Restorative materials include dental amalgam, composite resin, stainless steel crowns, porcelain, and gold. Composite resin and porcelain can be made to match the color of a patient’s natural teeth and are thus used more frequently when aesthetics are a concern. In cases where the decay has severely undermined and weakened the tooth structure, a filling may not be an appropriate treatment option. These teeth will require placement of a crown, which surrounds the tooth and allows it to withstand the biting forces during normal chewing and function.
In certain cases, endodontic therapy may be necessary for the restoration of a tooth. Endodontic therapy, also known as a “root canal”, is recommended if the pulp in a tooth dies from infection by decay-causing bacteria or from trauma. During a root canal, the pulp of the tooth, including the nerve and vascular tissues, is removed along with decayed portions of the tooth. The canals are instrumented with endodontic files to clean and shape them, and they are then usually filled with a rubber-like material called gutta percha. The tooth is filled and a crown can be placed. Upon completion of a root canal, the tooth is now non-vital, as it is devoid of any living tissue. In primary (baby teeth) sometimes a “pulpotomy” will be performed. In these cases the bacteria has invaded the coronal portion of the tooth’s pulp but has not affected the pulp in the roots. For these teeth, the coronal pulp is removed while the remaining healthy root pulp is maintained. The coronal portion is then filled with restorative material and a crown is placed over the tooth.
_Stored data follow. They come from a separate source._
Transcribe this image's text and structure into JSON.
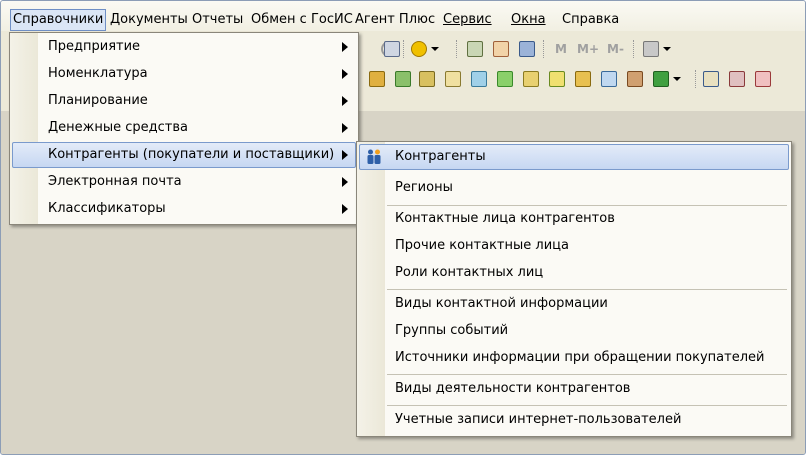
{
  "menubar": {
    "items": [
      "Справочники",
      "Документы",
      "Отчеты",
      "Обмен с ГосИС",
      "Агент Плюс",
      "Сервис",
      "Окна",
      "Справка"
    ]
  },
  "toolbar": {
    "memory_labels": [
      "M",
      "M+",
      "M-"
    ]
  },
  "menu_main": {
    "items": [
      {
        "label": "Предприятие"
      },
      {
        "label": "Номенклатура"
      },
      {
        "label": "Планирование"
      },
      {
        "label": "Денежные средства"
      },
      {
        "label": "Контрагенты (покупатели и поставщики)"
      },
      {
        "label": "Электронная почта"
      },
      {
        "label": "Классификаторы"
      }
    ]
  },
  "menu_sub": {
    "items": [
      {
        "label": "Контрагенты",
        "icon": "people-icon"
      },
      {
        "label": "Регионы"
      },
      {
        "label": "Контактные лица контрагентов"
      },
      {
        "label": "Прочие контактные лица"
      },
      {
        "label": "Роли контактных лиц"
      },
      {
        "label": "Виды контактной информации"
      },
      {
        "label": "Группы событий"
      },
      {
        "label": "Источники информации при обращении покупателей"
      },
      {
        "label": "Виды деятельности контрагентов"
      },
      {
        "label": "Учетные записи интернет-пользователей"
      }
    ]
  },
  "colors": {
    "menu_highlight": "#c6d7f2",
    "menubar_active": "#dbe6f6"
  }
}
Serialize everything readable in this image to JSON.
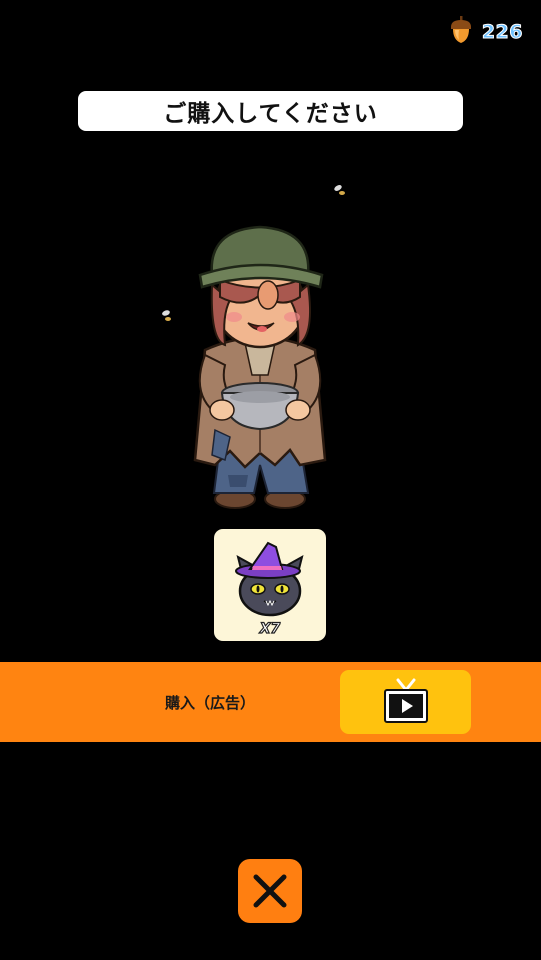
{
  "header": {
    "currency_icon": "acorn-icon",
    "currency_value": "226"
  },
  "dialog": {
    "title": "ご購入してください"
  },
  "item": {
    "icon": "witch-cat-icon",
    "quantity": "X7"
  },
  "purchase": {
    "label": "購入（広告）",
    "button_icon": "tv-play-icon"
  },
  "close": {
    "icon": "close-icon"
  },
  "colors": {
    "background": "#000000",
    "orange_bar": "#ff8411",
    "ad_button": "#ffc20e",
    "close_button": "#ff7f11",
    "currency_text": "#6fc2ff"
  }
}
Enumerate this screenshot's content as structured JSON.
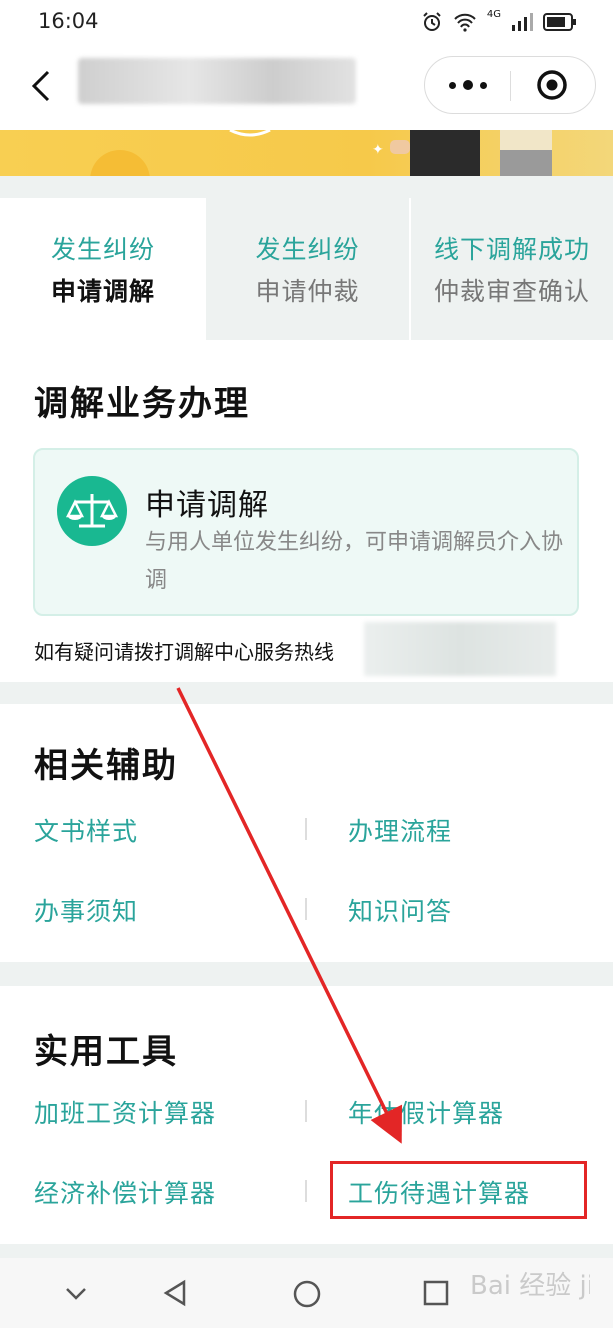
{
  "status_bar": {
    "time": "16:04",
    "network": "4G"
  },
  "tabs": [
    {
      "line1": "发生纠纷",
      "line2": "申请调解"
    },
    {
      "line1": "发生纠纷",
      "line2": "申请仲裁"
    },
    {
      "line1": "线下调解成功",
      "line2": "仲裁审查确认"
    }
  ],
  "mediation": {
    "heading": "调解业务办理",
    "card_title": "申请调解",
    "card_desc": "与用人单位发生纠纷，可申请调解员介入协调",
    "hotline_text": "如有疑问请拨打调解中心服务热线"
  },
  "aux": {
    "heading": "相关辅助",
    "links": [
      "文书样式",
      "办理流程",
      "办事须知",
      "知识问答"
    ]
  },
  "tools": {
    "heading": "实用工具",
    "links": [
      "加班工资计算器",
      "年休假计算器",
      "经济补偿计算器",
      "工伤待遇计算器"
    ]
  },
  "colors": {
    "accent": "#2aa49b",
    "icon_bg": "#19b891",
    "highlight": "#e32626",
    "banner": "#f8cf52"
  },
  "icons": [
    "back-icon",
    "more-icon",
    "close-miniprogram-icon",
    "scale-icon",
    "alarm-icon",
    "wifi-icon",
    "signal-icon",
    "battery-icon",
    "nav-down-icon",
    "nav-back-icon",
    "nav-home-icon",
    "nav-recent-icon"
  ],
  "watermark": "Bai 经验 jingyan.baidu.com"
}
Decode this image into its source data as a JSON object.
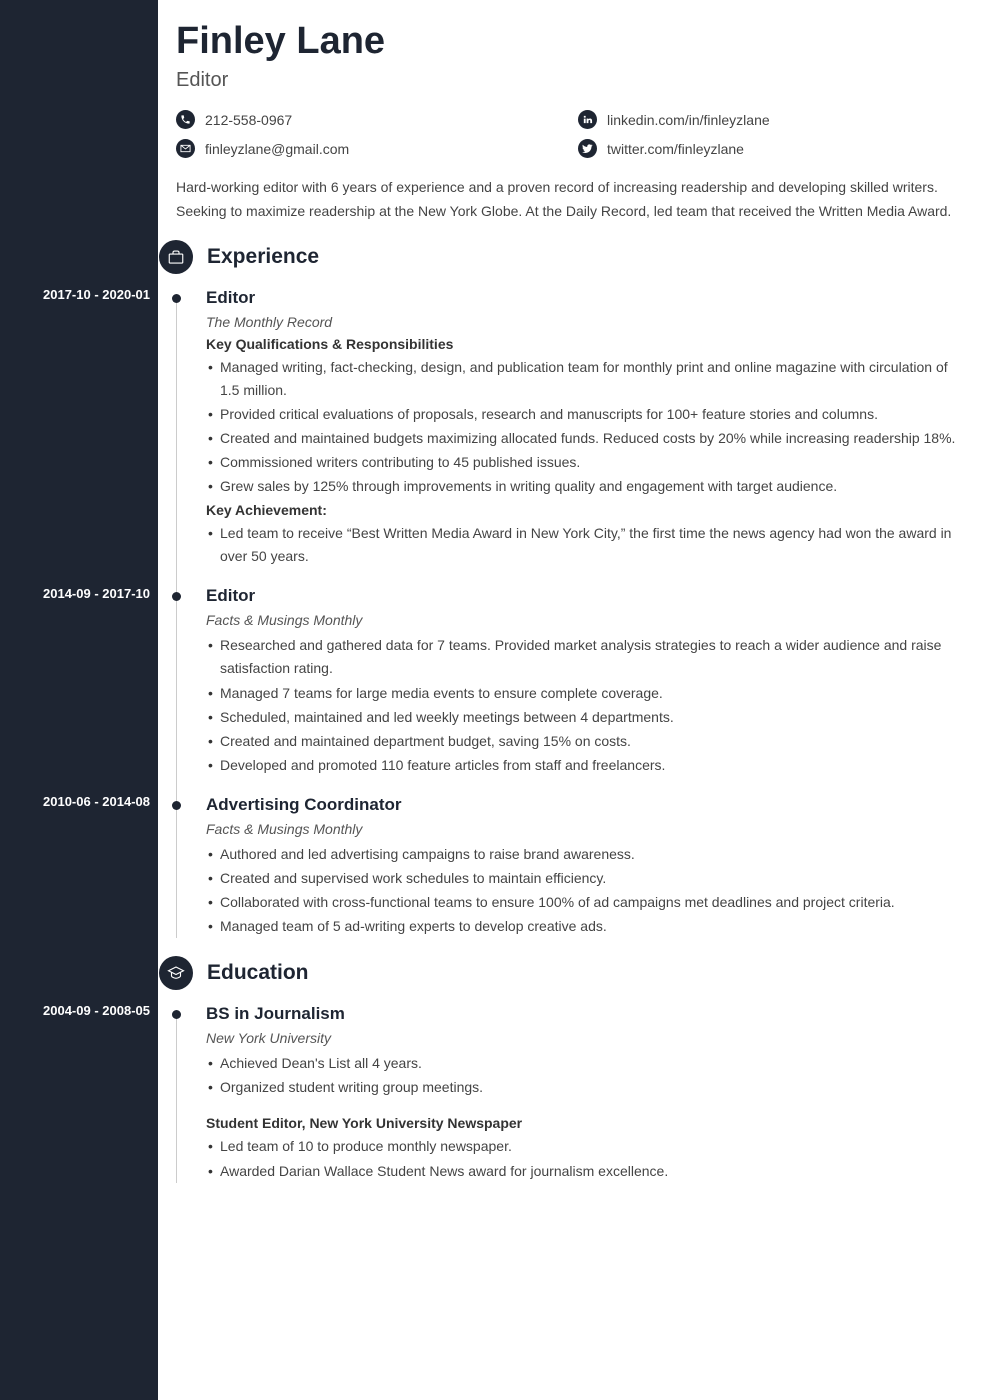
{
  "header": {
    "name": "Finley Lane",
    "title": "Editor"
  },
  "contacts": {
    "phone": "212-558-0967",
    "email": "finleyzlane@gmail.com",
    "linkedin": "linkedin.com/in/finleyzlane",
    "twitter": "twitter.com/finleyzlane"
  },
  "summary": "Hard-working editor with 6 years of experience and a proven record of increasing readership and developing skilled writers. Seeking to maximize readership at the New York Globe. At the Daily Record, led team that received the Written Media Award.",
  "sections": {
    "experience_label": "Experience",
    "education_label": "Education"
  },
  "experience": [
    {
      "dates": "2017-10 - 2020-01",
      "title": "Editor",
      "company": "The Monthly Record",
      "sub1_label": "Key Qualifications & Responsibilities",
      "bullets1": [
        "Managed writing, fact-checking, design, and publication team for monthly print and online magazine with circulation of 1.5 million.",
        "Provided critical evaluations of proposals, research and manuscripts for 100+ feature stories and columns.",
        "Created and maintained budgets maximizing allocated funds. Reduced costs by 20% while increasing readership 18%.",
        "Commissioned writers contributing to 45 published issues.",
        "Grew sales by 125% through improvements in writing quality and engagement with target audience."
      ],
      "sub2_label": "Key Achievement:",
      "bullets2": [
        "Led team to receive “Best Written Media Award in New York City,” the first time the news agency had won the award in over 50 years."
      ]
    },
    {
      "dates": "2014-09 - 2017-10",
      "title": "Editor",
      "company": "Facts & Musings Monthly",
      "bullets1": [
        "Researched and gathered data for 7 teams. Provided market analysis strategies to reach a wider audience and raise satisfaction rating.",
        "Managed 7 teams for large media events to ensure complete coverage.",
        "Scheduled, maintained and led weekly meetings between 4 departments.",
        "Created and maintained department budget, saving 15% on costs.",
        "Developed and promoted 110 feature articles from staff and freelancers."
      ]
    },
    {
      "dates": "2010-06 - 2014-08",
      "title": "Advertising Coordinator",
      "company": "Facts & Musings Monthly",
      "bullets1": [
        "Authored and led advertising campaigns to raise brand awareness.",
        "Created and supervised work schedules to maintain efficiency.",
        "Collaborated with cross-functional teams to ensure 100% of ad campaigns met deadlines and project criteria.",
        "Managed team of 5 ad-writing experts to develop creative ads."
      ]
    }
  ],
  "education": [
    {
      "dates": "2004-09 - 2008-05",
      "title": "BS in Journalism",
      "company": "New York University",
      "bullets1": [
        "Achieved Dean's List all 4 years.",
        "Organized student writing group meetings."
      ],
      "sub2_label": "Student Editor, New York University Newspaper",
      "bullets2": [
        "Led team of 10 to produce monthly newspaper.",
        "Awarded Darian Wallace Student News award for journalism excellence."
      ]
    }
  ]
}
An extraction can also serve as treatment for teeth with severe dental caries. The removal of the decayed tooth is performed if the tooth is too far destroyed from the decay process to effectively restore the tooth. Extractions are sometimes considered if the tooth lacks an opposing tooth or is likely to cause problems or complications in the future, as may be the case for wisdom teeth. Extractions may also be preferred by patients unable or unwilling to undergo the expense or difficulties in restoring the tooth.